Warren Buffett, the billionaire investor, has urged shareholders to rise up against greedy executives, in a searing weekend attack on rising pay and the business practices that grew out of the dotcom boom.

Mr Buffett was particularly critical of the trend to report Ebitda - earnings before interest, tax, depreciation and amortisation - which became popular in the 90s and remain so today. His long-time business partner at investment fund Berkshire Hathaway, Charlie Munger, summed up their attitude: "Wherever you read Ebitda, you should substitute it with 'bullshit earnings'. "

At the annual shareholder meeting of Berkshire Hathaway, in Omaha, Mr Buffett also delivered a brutal assessment of the $726bn tax cuts proposed by President Bush, which, he said "screamed of injustice" to the poor.

In a six-hour meeting that touched frequently on the culture of greed in the US, Mr Buffett said restraining executive pay would be the "acid test" of the reforms which seek to restore some confidence in Wall Street.

"There was more misdirected compensation in corporate America in the past five years than in the 100 years before that."

There was rarely a "parity of concern" when negotiating a chief executive's pay. "Someone who was not picked because they were the doberman of the board is dealing with play money and the final figure is almost meaningless to him - but it's not meaningless to the guy on the other side of the table.

"I've never seen a compensation consultant come in and say you should reduce the compensation or get rid of this bozo.
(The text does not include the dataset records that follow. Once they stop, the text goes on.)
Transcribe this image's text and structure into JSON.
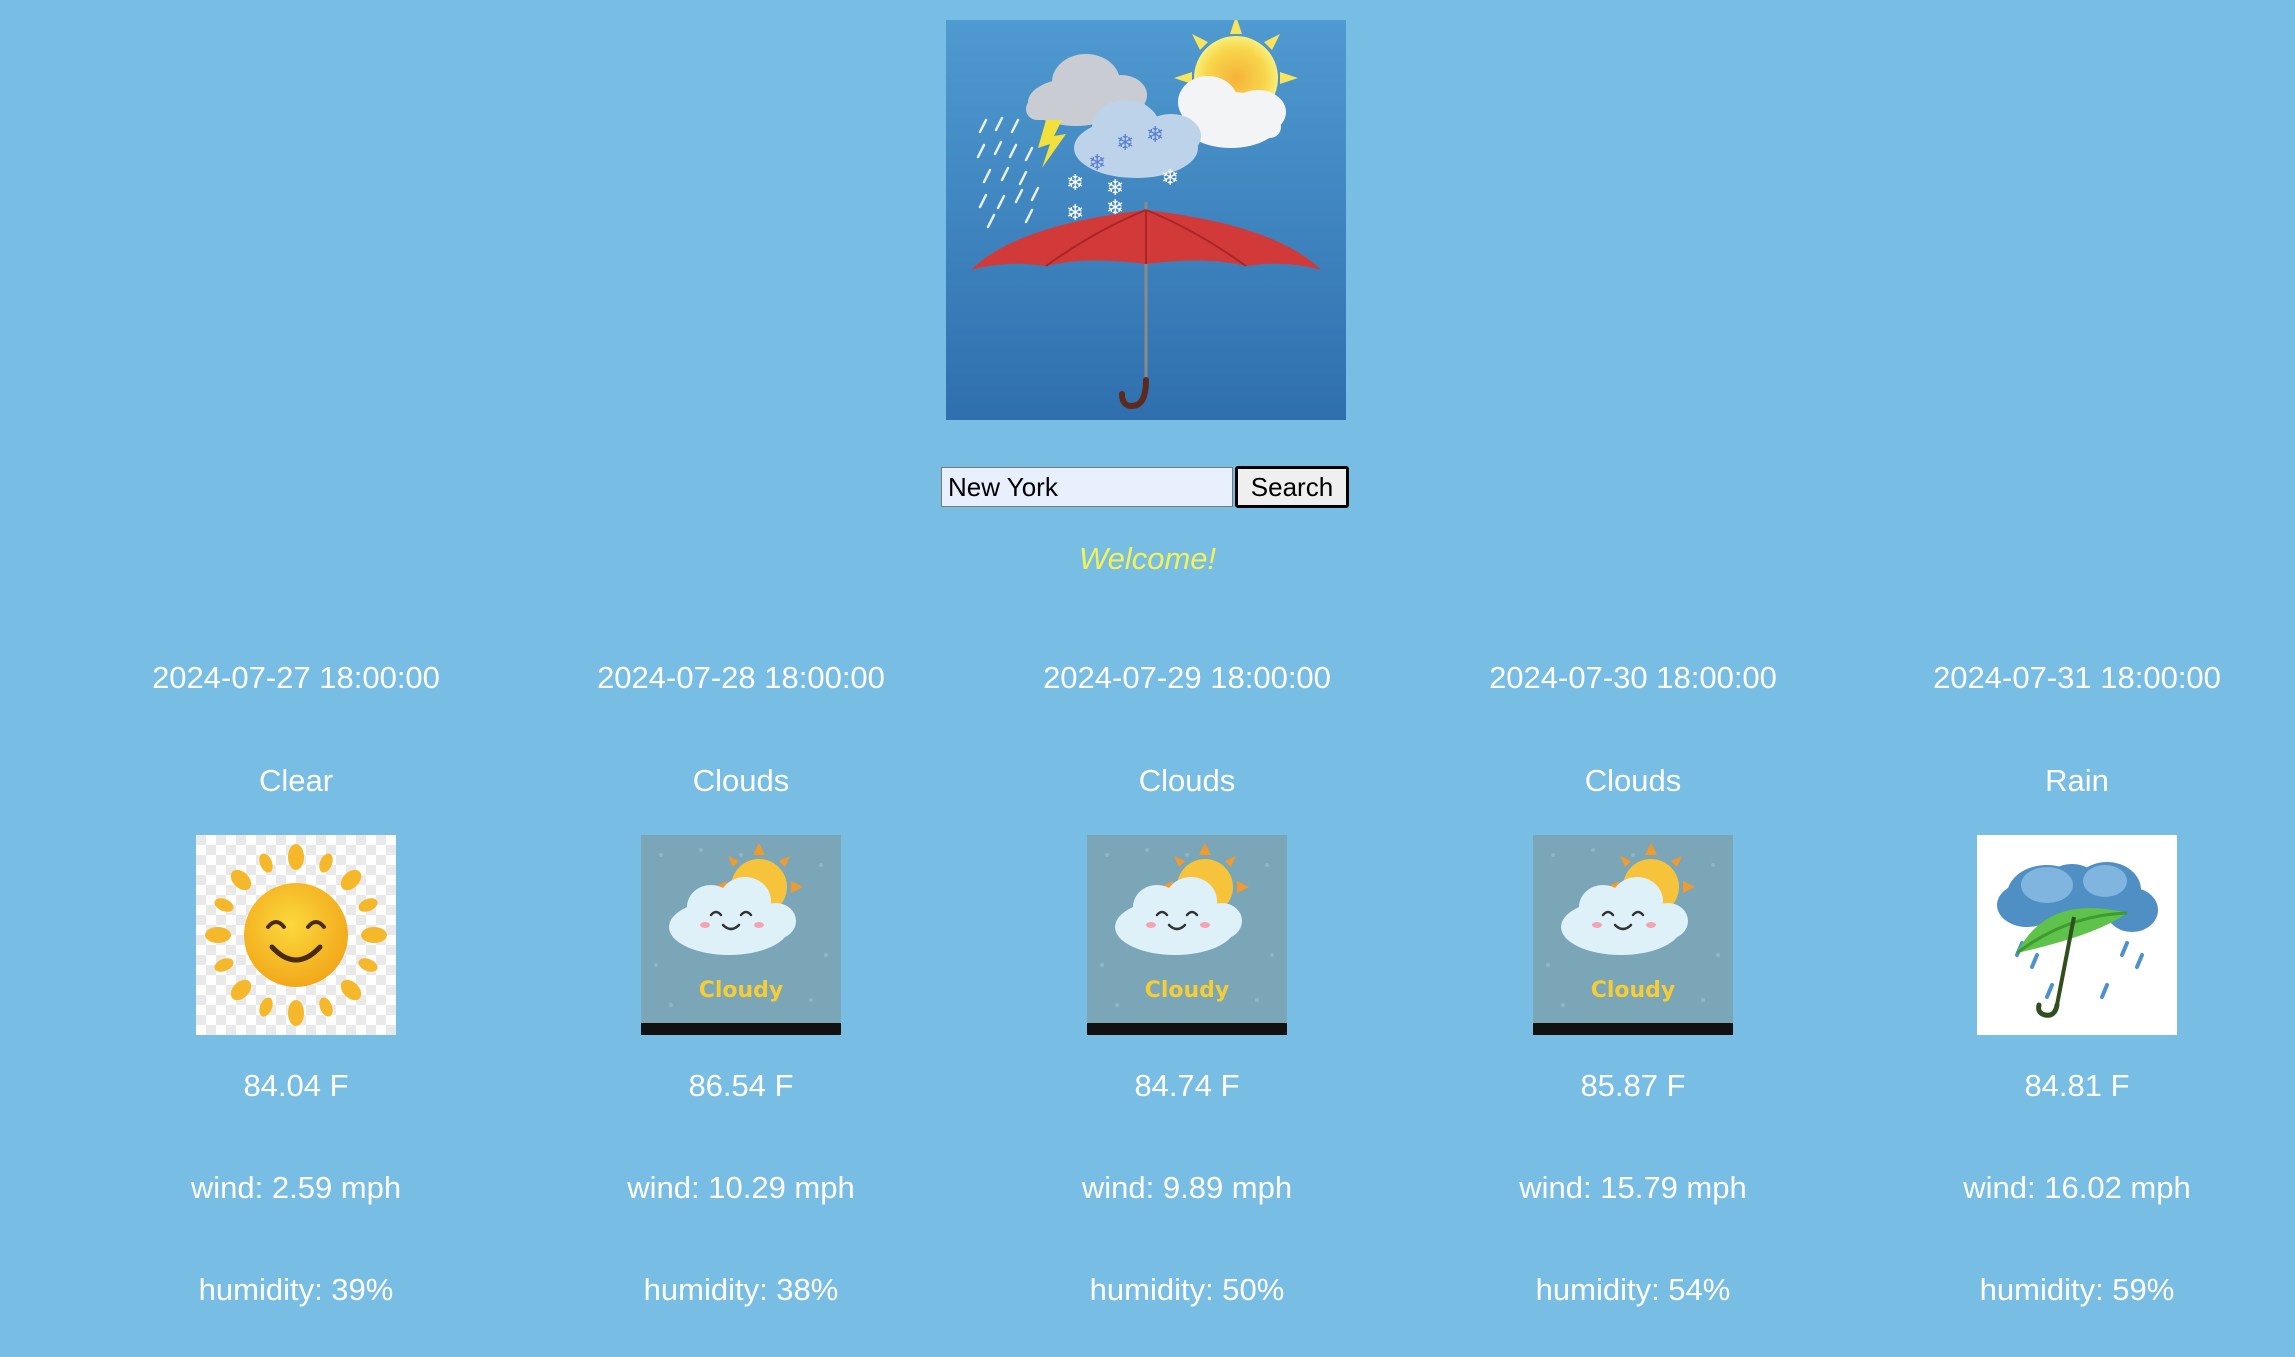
{
  "search": {
    "value": "New York",
    "button_label": "Search"
  },
  "welcome_text": "Welcome!",
  "forecast": [
    {
      "date": "2024-07-27 18:00:00",
      "condition": "Clear",
      "icon": "sun-icon",
      "temp": "84.04 F",
      "wind": "wind: 2.59 mph",
      "humidity": "humidity: 39%"
    },
    {
      "date": "2024-07-28 18:00:00",
      "condition": "Clouds",
      "icon": "cloudy-icon",
      "icon_text": "Cloudy",
      "temp": "86.54 F",
      "wind": "wind: 10.29 mph",
      "humidity": "humidity: 38%"
    },
    {
      "date": "2024-07-29 18:00:00",
      "condition": "Clouds",
      "icon": "cloudy-icon",
      "icon_text": "Cloudy",
      "temp": "84.74 F",
      "wind": "wind: 9.89 mph",
      "humidity": "humidity: 50%"
    },
    {
      "date": "2024-07-30 18:00:00",
      "condition": "Clouds",
      "icon": "cloudy-icon",
      "icon_text": "Cloudy",
      "temp": "85.87 F",
      "wind": "wind: 15.79 mph",
      "humidity": "humidity: 54%"
    },
    {
      "date": "2024-07-31 18:00:00",
      "condition": "Rain",
      "icon": "rain-umbrella-icon",
      "temp": "84.81 F",
      "wind": "wind: 16.02 mph",
      "humidity": "humidity: 59%"
    }
  ],
  "colors": {
    "background": "#78bde3",
    "welcome": "#f3f25a",
    "text": "#ffffff"
  }
}
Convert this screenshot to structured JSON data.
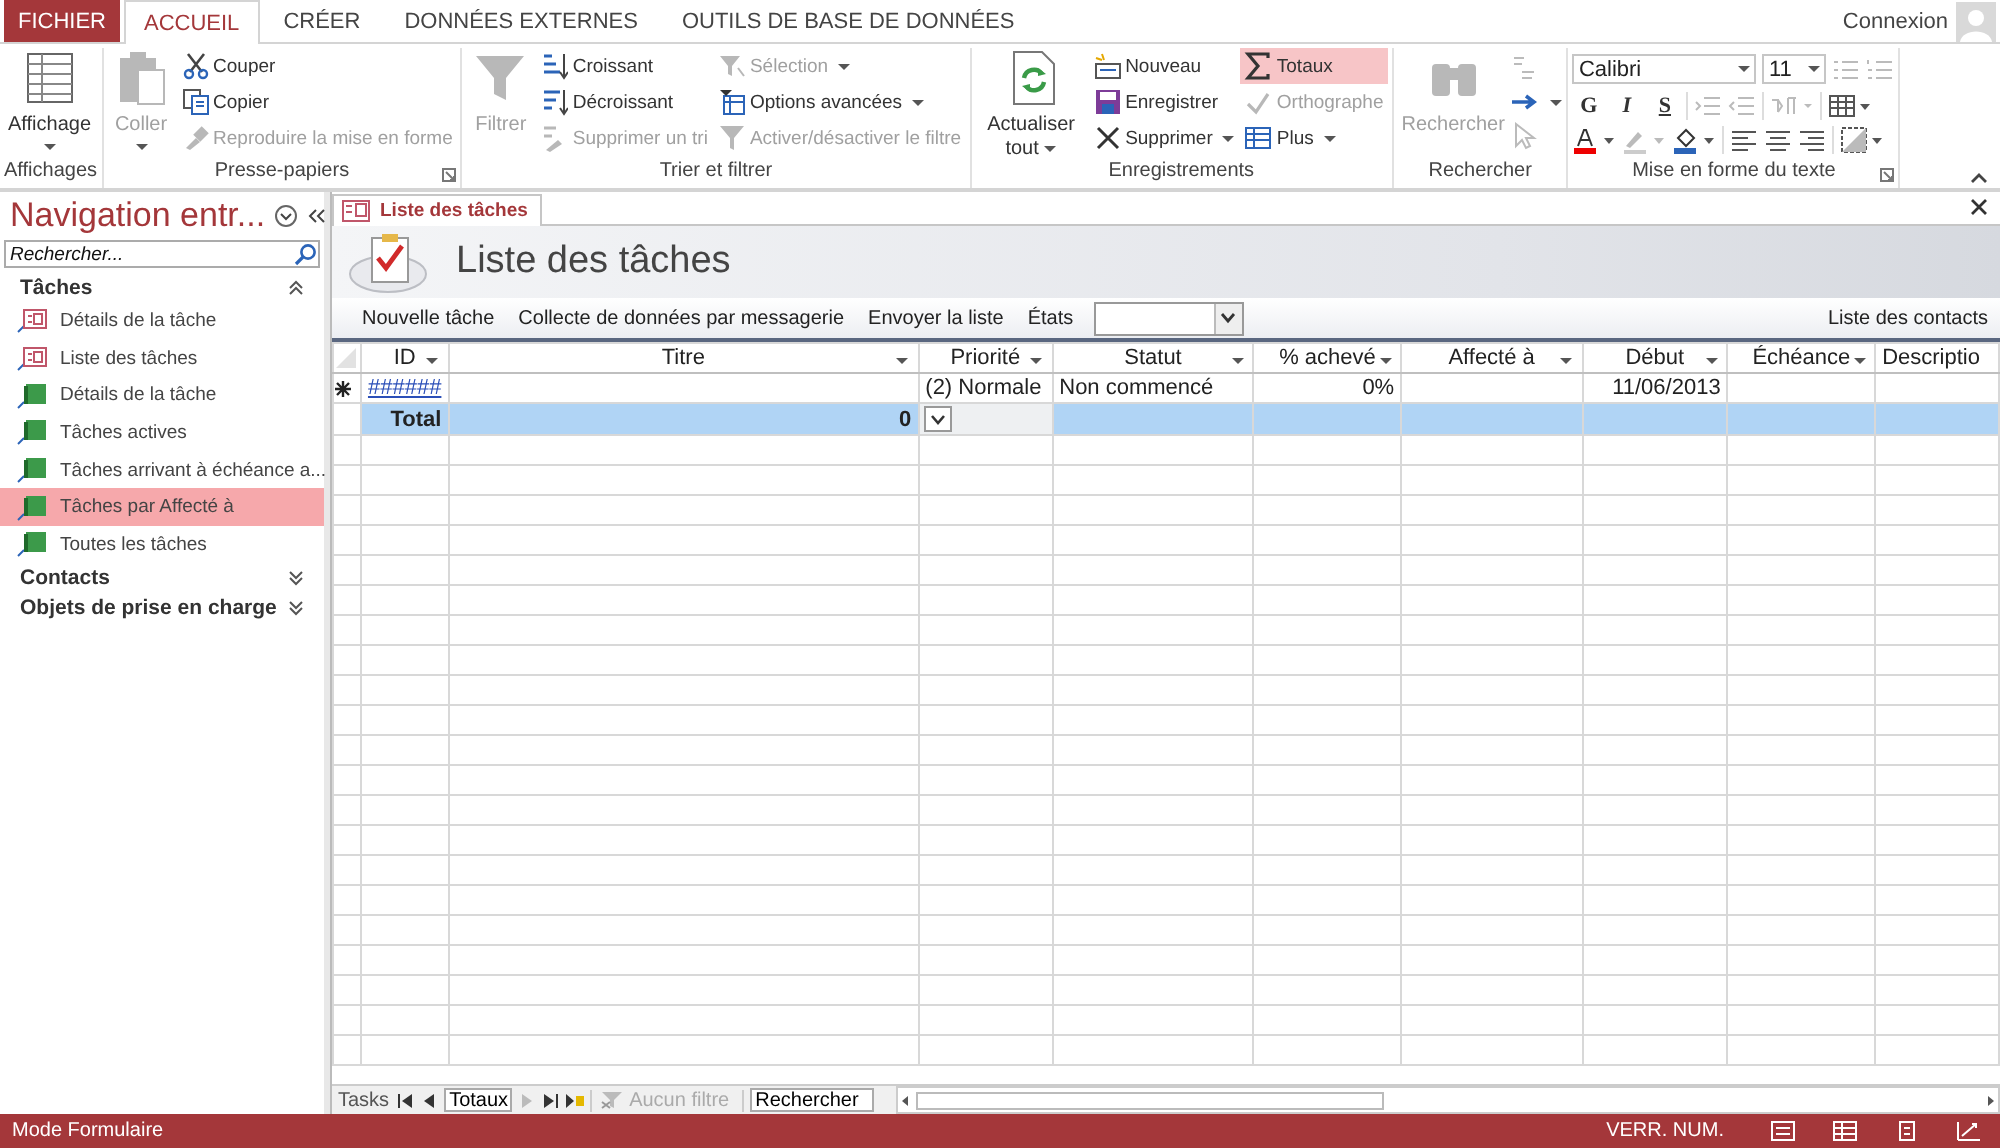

It's a bad system.

"The share owners have to provide some countervailing force, otherwise the huge disparity that you have had in the past 10 years and the disconnect between what people are getting paid and the results for shareholders will continue. So arise, shareholders."

Mr Buffett has repeatedly said that he will give more than 99% of his $30bn fortune back to society after his death and is an advocate of high inheritance tax. His salary is a mere $100,000.

Mr Buffett said the centrepiece of the Bush economic stimulus package, the end of taxation on dividends, would benefit only the wealthy. "The main beneficiaries will be people like me and Charlie. I am not for the Bush plan. It screams of injustice.

"This is not going to stimulate the economy. It will stimulate us. It will result in us sending a smaller percentage of our income to Washington compared to the people who work in our shoe factory. When I am asked, 'what did you do in the war grandpa?' that's not what I want to admit to."

Mr Buffett and Mr Munger, dismissed as remnants of the old economy during the dotcom boom, attacked many of the practices that flourished on Wall Street in recent years.

Mr Buffett said companies using Ebitda were living in a dream world. "Depreciation is a real cost but people were encouraged not to think that by investment bankers who wanted them to talk about Ebitda. Why not put all expenses in the footnotes, just put in sales and say that equals profits? Ebitda is a term that has lost investors a lot of money."

On the accounting scandals of the past 18 months, Mr Buffet said: "I felt much better working with the financial statements of the 1960s than I do now, even though there was much less detail."